Le multinazionali lasciano l’Italia

//   8 marzo 2012   // 0 Commenti

aziende1La notizia che le multinazionali, che hanno già dimostrato, negli anni,  uno scarso orientamento ad investire in Italia, fuggano dal nostro Paese rappresenta qualcosa che deve far particolarmente preoccupare le autorità di Governo, le associazioni di categoria, i sindacati.

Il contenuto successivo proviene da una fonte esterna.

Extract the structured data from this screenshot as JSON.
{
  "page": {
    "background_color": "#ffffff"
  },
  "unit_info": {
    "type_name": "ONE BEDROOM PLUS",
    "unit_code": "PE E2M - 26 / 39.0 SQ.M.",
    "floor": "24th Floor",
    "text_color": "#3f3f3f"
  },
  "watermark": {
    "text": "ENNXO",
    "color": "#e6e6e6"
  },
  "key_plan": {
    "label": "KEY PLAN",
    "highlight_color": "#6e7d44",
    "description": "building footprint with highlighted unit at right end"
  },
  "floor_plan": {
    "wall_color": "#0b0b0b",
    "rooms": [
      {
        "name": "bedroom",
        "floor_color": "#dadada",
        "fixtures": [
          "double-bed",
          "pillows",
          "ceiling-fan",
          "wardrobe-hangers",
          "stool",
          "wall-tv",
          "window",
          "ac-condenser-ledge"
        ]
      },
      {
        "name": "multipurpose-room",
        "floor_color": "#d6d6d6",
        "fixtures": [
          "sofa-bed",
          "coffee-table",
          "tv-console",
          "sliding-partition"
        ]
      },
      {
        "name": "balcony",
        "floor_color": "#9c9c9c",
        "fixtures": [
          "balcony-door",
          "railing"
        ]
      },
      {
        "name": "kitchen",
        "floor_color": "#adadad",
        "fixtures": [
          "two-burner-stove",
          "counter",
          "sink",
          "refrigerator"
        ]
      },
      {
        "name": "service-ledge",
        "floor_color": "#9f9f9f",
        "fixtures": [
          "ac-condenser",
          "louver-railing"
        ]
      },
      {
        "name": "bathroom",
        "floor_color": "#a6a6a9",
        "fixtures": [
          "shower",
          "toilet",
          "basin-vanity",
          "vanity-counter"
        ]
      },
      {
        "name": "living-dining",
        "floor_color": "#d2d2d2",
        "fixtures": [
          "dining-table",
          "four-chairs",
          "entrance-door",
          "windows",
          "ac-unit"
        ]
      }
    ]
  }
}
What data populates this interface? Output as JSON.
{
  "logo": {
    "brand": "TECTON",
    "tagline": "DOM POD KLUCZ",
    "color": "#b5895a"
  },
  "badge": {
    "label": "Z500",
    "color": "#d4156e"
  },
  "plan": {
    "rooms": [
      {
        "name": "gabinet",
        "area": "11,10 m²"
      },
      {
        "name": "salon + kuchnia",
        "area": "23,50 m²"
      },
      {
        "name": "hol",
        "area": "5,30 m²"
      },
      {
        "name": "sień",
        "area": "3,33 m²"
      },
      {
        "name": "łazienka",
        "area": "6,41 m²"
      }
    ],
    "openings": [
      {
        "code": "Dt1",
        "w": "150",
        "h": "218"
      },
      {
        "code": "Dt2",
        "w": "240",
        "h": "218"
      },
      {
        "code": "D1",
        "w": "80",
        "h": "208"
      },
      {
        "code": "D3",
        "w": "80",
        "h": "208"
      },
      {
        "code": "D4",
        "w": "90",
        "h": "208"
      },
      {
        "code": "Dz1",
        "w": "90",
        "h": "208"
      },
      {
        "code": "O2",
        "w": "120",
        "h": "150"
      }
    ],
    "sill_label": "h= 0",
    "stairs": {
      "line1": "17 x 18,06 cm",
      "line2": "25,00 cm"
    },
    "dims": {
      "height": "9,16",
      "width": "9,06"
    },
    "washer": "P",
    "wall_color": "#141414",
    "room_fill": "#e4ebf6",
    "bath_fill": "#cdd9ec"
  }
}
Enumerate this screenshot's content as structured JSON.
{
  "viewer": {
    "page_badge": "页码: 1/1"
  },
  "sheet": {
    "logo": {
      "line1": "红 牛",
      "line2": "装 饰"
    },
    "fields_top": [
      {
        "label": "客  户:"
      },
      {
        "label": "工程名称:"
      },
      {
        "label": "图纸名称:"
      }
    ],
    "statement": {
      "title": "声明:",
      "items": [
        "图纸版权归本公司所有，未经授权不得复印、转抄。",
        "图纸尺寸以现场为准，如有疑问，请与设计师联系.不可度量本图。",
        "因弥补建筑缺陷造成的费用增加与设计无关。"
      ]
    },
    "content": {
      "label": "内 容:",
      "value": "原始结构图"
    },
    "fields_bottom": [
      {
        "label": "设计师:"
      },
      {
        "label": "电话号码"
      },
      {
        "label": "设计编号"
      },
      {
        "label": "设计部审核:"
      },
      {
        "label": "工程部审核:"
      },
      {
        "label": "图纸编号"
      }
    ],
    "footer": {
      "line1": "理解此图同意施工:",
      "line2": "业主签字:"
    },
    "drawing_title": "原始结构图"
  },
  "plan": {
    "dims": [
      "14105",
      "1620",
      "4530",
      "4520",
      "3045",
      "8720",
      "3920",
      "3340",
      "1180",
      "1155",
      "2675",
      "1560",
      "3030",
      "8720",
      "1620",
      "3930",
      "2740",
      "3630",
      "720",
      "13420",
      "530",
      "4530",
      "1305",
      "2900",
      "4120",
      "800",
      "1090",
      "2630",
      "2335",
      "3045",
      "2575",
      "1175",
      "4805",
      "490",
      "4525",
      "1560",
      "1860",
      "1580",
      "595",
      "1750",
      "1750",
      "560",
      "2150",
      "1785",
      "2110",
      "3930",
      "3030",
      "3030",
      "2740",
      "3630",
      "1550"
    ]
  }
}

I motivi sono tanti e chiari, escludendone, da questi, alcuni come l’art. 18, le liberalizzazioni, la riforma del Welfare State. Questi ultimi sono sicuramente rilevanti per il futuro del Paese ma oggi, tra le tante necessità che esistono, non possono essere considerate una priorità, anche per chi vuole portare capitali in Italia.

Circa la fuga delle multinazionali, la nostra attenzione si deve concentrare sulla ricerca delle cause, ingarbugliate nelle regolamentazioni nazionali e locali, sulla burocrazia complessa e contorta, sugli “incidenti fiscali”,  anche se si è in linea con l’ordinamento, ed in una giustizia lenta, che arriva a conclusioni definitive, anche in 10 anni.

Il caso emblematico è quello della British Gas che lascia Brindisi dopo 11 anni, non riuscendo a realizzare  un degassificatore, e facendo svanire 800 mln di investimento e 1000 posti di lavoro, nei 4 anni necessari alla costruzione dell’impianto.

Sicuramente le autorità locali avranno motivazioni per avere frenato l’iniziativa. Però, se l’obiettivo è lo sviluppo e la possibilità occupazionale per i giovani, bisogna uscire dalla caramellosa retorica e produrre seriamente, attraverso una concentrazione di sforzi verso il traguardo.

Nell’ultima classifica della Banca Mondiale sull’attrattività delle imprese internazionali, siamo all’88° posto di oggi contro l’83° dell’anno precedente.

Gli investimenti esteri entrati in Italia si sono dimezzati (-53%) ed il rapporto medio tra questi ed il Pil nell’ultimo decennio si attesta all’1,2%, ben distante dal 4% del Regno Unito, dal 9,9% dell’Estonia e dal 2% del Portogallo.

Chiediamoci seriamente perché ciò si è generato,  troviamo le risposte vere ed agiamo come sistema.